Saturday, November 2, 2013

Foreign Journalists in Sri Lanka – please have a sense of proportion in your coverage and try not to take sides or come with pre-conceived prejudices.


Following on from my earlier blog post, where it appears that the coverage has already begun (biased I might add) taking an angle most pronounced in the UK of only seeing and hearing what the Tamil lobby, Diaspora, call it what you will as only they have a monopoly in the debate overseas.

Lets go back to a little bit of history. The British established the Police force as we know it now, 150 years ago I think. Their principles of policing then (long since abandoned in the UK) are still used.

As the police could not cover protection of property everywhere and prevention of crime, they used the classic alternative of informants. Knowing the envy of others, they encouraged informants by giving them some form of recognition, even sometimes as the village headman. In this way control was established.

The second related action from this was that as lying was part of the national culture, no matter what race within Sri Lanka, when a suspect was brought in for questioning, they were beaten up black and blue in order to get a confession. In this sometimes, innocent people also confessed due to the beatings, and to this day we have people killed in custody, because they did not confess, as they were innocent, and the police brutality became just too much in the zest for a confession.

Arising out of this, the penchant for exaggeration also became part of folklore. As Sri Lankans love to exaggerate to make a point. So when soldiers from the war brought mobile phone film clips back to their villagers of how they beat the enemy, they exaggerated some of their crimes to become heroes. When they showed a couple of dead bodies, some stripped of clothes as an act of superiority victors over vanquished, the numbers were also exaggerated of their crimes.

In the same vein, the Diaspora and even people taken in for questioning by the police in the North, exaggerate the interrogation. Questioning by the police or armed forces, be it in the north or south is no different, it is brutal. They begin with the accusation, true or not, and when one denies, it starts with verbal abuse and ends with physical abuse, the proportion depends on the perversion of the abuser. It bears no relation to the ethnicity of the abused, just the severity of the suspected crime, and the stature of the accuser.    
It will take some years and training for this HR abuse to stop in the SL Police, as old habits inherited from British Rule die hard! However, sadly, with the pathological lying part of the national trait, it takes a lot of beatings to extract a confession, and innocents get caught up in the quagmire.

I particularly note and I referred to it in the earlier blog, how people accused innocents of being part of the JVP, because they either had a personal grudge against them, or their family, and were taken away by the Army, never to be seen of or heard from again. They remain the bulk of the disappeared in Sri Lanka, NOT the ones being listed out arising from the recent LTTE wars.

It is therefore unfortunate that this lying has been exported by the Diaspora also engaging in this, especially exaggeration to make a point. I know I lived in the UK for 19 years, and you expect people to be honest. So I understand you, I am lied to all the time in Sri Lanka, and have a devil of a time trying to distinguish between fact and fiction. It is hard, as we take people at face value and do not imagine that everyone with an agenda engages in bold face lying. 

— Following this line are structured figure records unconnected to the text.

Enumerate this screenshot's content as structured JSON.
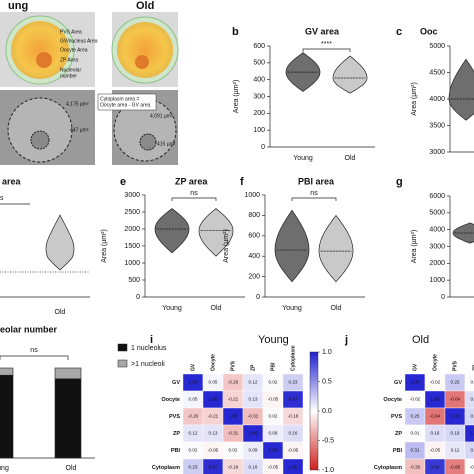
{
  "figure_a": {
    "young": "ung",
    "old": "Old",
    "annotations": [
      "PVS Area",
      "GV/nucleus Area",
      "Oocyte Area",
      "ZP Area",
      "Nucleolar",
      "number"
    ],
    "formula": [
      "Cytoplasm area =",
      "Oocyte area - GV area"
    ],
    "measurements": [
      "4,175 µm²",
      "447 µm²",
      "4,091 µm²",
      "415 µm²"
    ]
  },
  "panel_d": {
    "title": "area",
    "category": "Old",
    "significance": "s"
  },
  "chart_data": [
    {
      "type": "violin",
      "panel": "b",
      "title": "GV area",
      "ylabel": "Area (µm²)",
      "categories": [
        "Young",
        "Old"
      ],
      "colors": [
        "#6e6e6e",
        "#c9c9c9"
      ],
      "mins": [
        330,
        320
      ],
      "medians": [
        445,
        410
      ],
      "maxs": [
        560,
        540
      ],
      "ylim": [
        0,
        600
      ],
      "yticks": [
        0,
        100,
        200,
        300,
        400,
        500,
        600
      ],
      "significance": "****"
    },
    {
      "type": "violin",
      "panel": "c",
      "title": "Ooc",
      "ylabel": "Area (µm²)",
      "categories": [
        null
      ],
      "colors": [
        "#6e6e6e"
      ],
      "mins": [
        3600
      ],
      "medians": [
        4000
      ],
      "maxs": [
        4750
      ],
      "ylim": [
        3000,
        5000
      ],
      "yticks": [
        3000,
        3500,
        4000,
        4500,
        5000
      ]
    },
    {
      "type": "violin",
      "panel": "e",
      "title": "ZP area",
      "ylabel": "Area (µm²)",
      "categories": [
        "Young",
        "Old"
      ],
      "colors": [
        "#6e6e6e",
        "#c9c9c9"
      ],
      "mins": [
        1300,
        1200
      ],
      "medians": [
        2000,
        1950
      ],
      "maxs": [
        2600,
        2600
      ],
      "ylim": [
        0,
        3000
      ],
      "yticks": [
        0,
        500,
        1000,
        1500,
        2000,
        2500,
        3000
      ],
      "significance": "ns"
    },
    {
      "type": "violin",
      "panel": "f",
      "title": "PBI area",
      "ylabel": "Area (µm²)",
      "categories": [
        "Young",
        "Old"
      ],
      "colors": [
        "#6e6e6e",
        "#c9c9c9"
      ],
      "mins": [
        150,
        150
      ],
      "medians": [
        460,
        450
      ],
      "maxs": [
        850,
        800
      ],
      "ylim": [
        0,
        1000
      ],
      "yticks": [
        0,
        200,
        400,
        600,
        800,
        1000
      ],
      "significance": "ns"
    },
    {
      "type": "violin",
      "panel": "g",
      "ylabel": "Area (µm²)",
      "categories": [
        null
      ],
      "colors": [
        "#6e6e6e"
      ],
      "mins": [
        3200
      ],
      "medians": [
        3800
      ],
      "maxs": [
        4400
      ],
      "ylim": [
        0,
        6000
      ],
      "yticks": [
        0,
        1000,
        2000,
        3000,
        4000,
        5000,
        6000
      ]
    },
    {
      "type": "stacked_bar",
      "title": "eolar number",
      "categories": [
        "ung",
        "Old"
      ],
      "ylim": [
        0,
        100
      ],
      "significance": "ns",
      "series": [
        {
          "name": "1 nucleolus",
          "color": "#111111",
          "values": [
            92,
            88
          ]
        },
        {
          "name": ">1 nucleoli",
          "color": "#a8a8a8",
          "values": [
            8,
            12
          ]
        }
      ]
    },
    {
      "type": "heatmap",
      "panel": "i",
      "title": "Young",
      "rows": [
        "GV",
        "Oocyte",
        "PVS",
        "ZP",
        "PBI",
        "Cytoplasm"
      ],
      "columns": [
        "GV",
        "Oocyte",
        "PVS",
        "ZP",
        "PBI",
        "Cytoplasm"
      ],
      "values": [
        [
          1,
          0.05,
          -0.26,
          0.12,
          0.02,
          0.23
        ],
        [
          0.05,
          1,
          -0.21,
          0.13,
          -0.05,
          0.97
        ],
        [
          -0.26,
          -0.21,
          1,
          -0.31,
          0.02,
          -0.18
        ],
        [
          0.12,
          0.13,
          -0.31,
          1,
          0.09,
          0.16
        ],
        [
          0.02,
          -0.05,
          0.02,
          0.09,
          1,
          -0.05
        ],
        [
          0.23,
          0.97,
          -0.18,
          0.16,
          -0.05,
          1
        ]
      ],
      "value_labels": [
        [
          "1.00",
          "0.05",
          "-0.26",
          "0.12",
          "0.02",
          "0.23"
        ],
        [
          "0.05",
          "1.00",
          "-0.21",
          "0.13",
          "-0.05",
          "0.97"
        ],
        [
          "-0.26",
          "-0.21",
          "1.00",
          "-0.31",
          "0.02",
          "-0.18"
        ],
        [
          "0.12",
          "0.13",
          "-0.31",
          "1.00",
          "0.09",
          "0.16"
        ],
        [
          "0.02",
          "-0.05",
          "0.02",
          "0.09",
          "1.00",
          "-0.05"
        ],
        [
          "0.23",
          "0.97",
          "-0.18",
          "0.16",
          "-0.05",
          "1.00"
        ]
      ],
      "clim": [
        -1,
        1
      ],
      "cticks": [
        {
          "value": 1,
          "label": "1.0"
        },
        {
          "value": 0.5,
          "label": "0.5"
        },
        {
          "value": 0,
          "label": "0.0"
        },
        {
          "value": -0.5,
          "label": "-0.5"
        },
        {
          "value": -1,
          "label": "-1.0"
        }
      ]
    },
    {
      "type": "heatmap",
      "panel": "j",
      "title": "Old",
      "rows": [
        "GV",
        "Oocyte",
        "PVS",
        "ZP",
        "PBI",
        "Cytoplasm"
      ],
      "columns": [
        "GV",
        "Oocyte",
        "PVS",
        "ZP"
      ],
      "values": [
        [
          1,
          -0.02,
          0.25,
          0.01
        ],
        [
          -0.02,
          1,
          -0.64,
          0.16
        ],
        [
          0.25,
          -0.64,
          1,
          0.19
        ],
        [
          0.01,
          0.16,
          0.19,
          1
        ],
        [
          0.31,
          -0.05,
          0.11,
          0.19
        ],
        [
          -0.3,
          0.92,
          -0.6,
          -0.02
        ]
      ],
      "value_labels": [
        [
          "1.00",
          "-0.02",
          "0.25",
          "0.01"
        ],
        [
          "-0.02",
          "1.00",
          "-0.64",
          "0.16"
        ],
        [
          "0.25",
          "-0.64",
          "1.00",
          "0.19"
        ],
        [
          "0.01",
          "0.16",
          "0.19",
          "1.00"
        ],
        [
          "0.31",
          "-0.05",
          "0.11",
          "0.19"
        ],
        [
          "-0.30",
          "0.92",
          "-0.60",
          "-0.02"
        ]
      ],
      "clim": [
        -1,
        1
      ]
    }
  ]
}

The irony is liars, also believe lies!!! So that is how this Govt. lies daily in the media and gets away with it, as people believe what the media report even if it is lies. The Media is hardly objective in Sri Lanka, where they try and explain that the statement attributed to a politician is just too far-fetched to be true. 

One has therefore to read between the lines. So when people apply for asylum in the UK, they stretch the truth to benefit themselves, and as lying is in the national psyche is not considered wrong. It is up to you the journalist to investigate the likelihood of that being true, bearing in mind the background and not take anything at face value.

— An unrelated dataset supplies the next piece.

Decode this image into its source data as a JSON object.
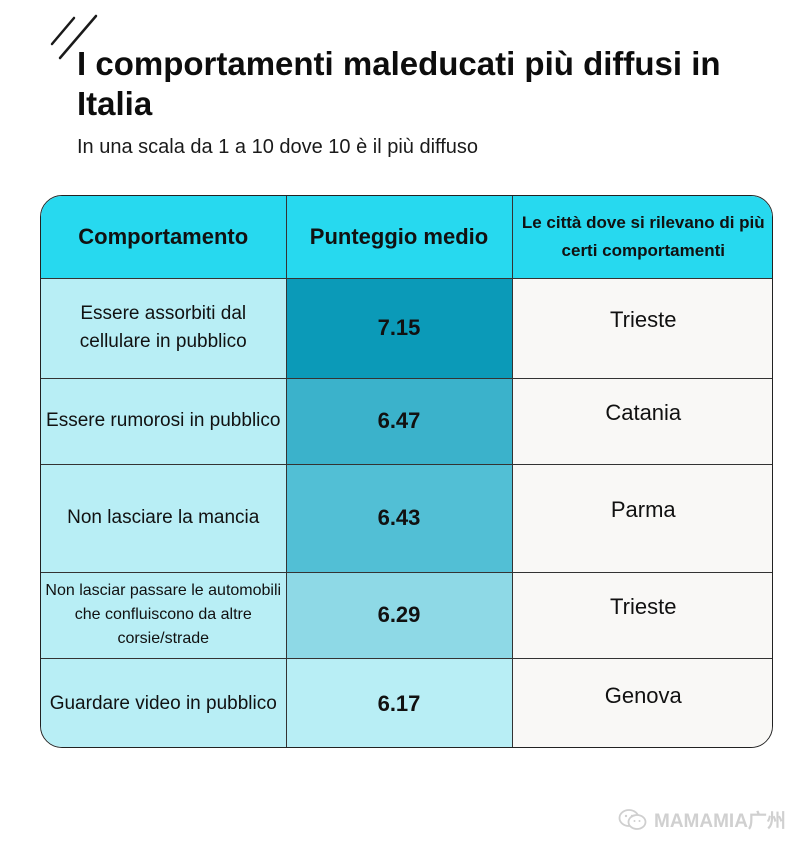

After all don’t believe a word I write. You do your own investigations. On the point of we being a Nation of pathological liars or exaggerators, if you have not already come to that conclusion after 48 hours in the island, then you are not a good journalist!!  


The level of empty boasts of the rulers is beyond funny, but the populace embrace it hook line and sinker and so they get away with blue murder!! It is your job to see the wood from the trees as our local journalists are complicit in the deception, coming from the same stock. Lies are believable the truth isn’t and so the Opposition has a devil of a time convincing the electorate of the Pied Pipers who are leading this nation to their Waterloo!       

1 comment:

Anonymous said...

I liked this post for both the main point which often goes unarticulated -- that contemporary Sri Lankan culture is one of envy, compulsive lying, and exaggeration -- and the historical context that you provided which is interesting and so important to understand in order to better diagnose the problem and develop solutions.

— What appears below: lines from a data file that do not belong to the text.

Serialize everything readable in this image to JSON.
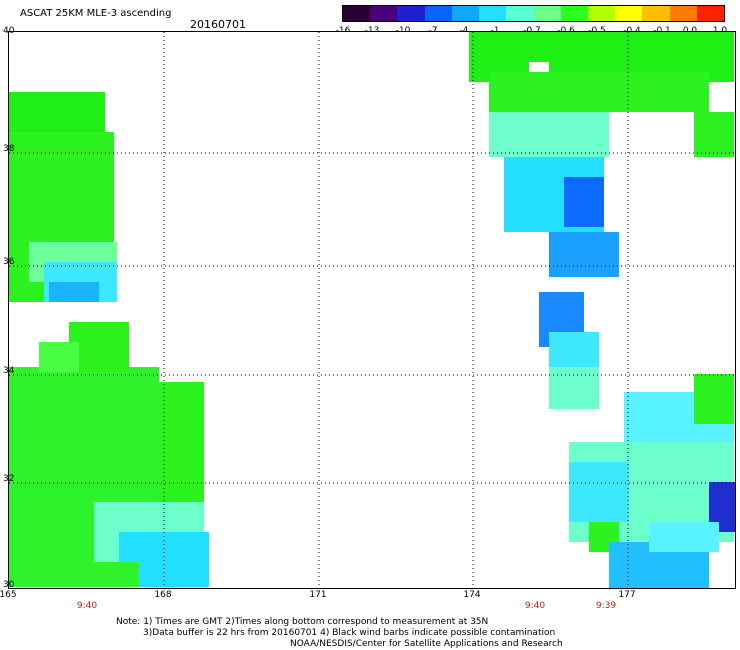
{
  "header": {
    "title": "ASCAT 25KM MLE-3 ascending",
    "date": "20160701"
  },
  "colorbar": {
    "colors": [
      "#2b0033",
      "#4b0079",
      "#1f1fcf",
      "#0b63ff",
      "#0fa7ff",
      "#23dfff",
      "#59ffd2",
      "#6dff87",
      "#29ff1c",
      "#b1ff00",
      "#ffff00",
      "#ffbe00",
      "#ff7a00",
      "#ff2200"
    ],
    "labels": [
      "-16",
      "-13",
      "-10",
      "-7",
      "-4",
      "-1",
      "-0.7",
      "-0.6",
      "-0.5",
      "-0.4",
      "-0.1",
      "0.0",
      "1.0"
    ]
  },
  "map": {
    "lat_labels": [
      "40",
      "38",
      "36",
      "34",
      "32",
      "30"
    ],
    "lon_labels": [
      "165",
      "168",
      "171",
      "174",
      "177"
    ],
    "time_labels": [
      "9:40",
      "9:40",
      "9:39"
    ]
  },
  "notes": {
    "line1": "Note: 1) Times are GMT 2)Times along bottom correspond to measurement at 35N",
    "line2": "3)Data buffer is 22 hrs from 20160701 4) Black wind barbs indicate possible contamination",
    "line3": "NOAA/NESDIS/Center for Satellite Applications and Research"
  }
}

the point where you lost me, and some of the readers probably, is the effort to argue that this culture only exists in Sri Lankan society and amongst the government leadership, and is somehow non-existent in the Sri Lankan opposition! Is the opposition not comprised of Sri Lankans? There are plenty of rogues that are both politicians and business associates of the politicians in the opposition as well. just look at the 80s and early 90s to see who got rich during those years and how they did so.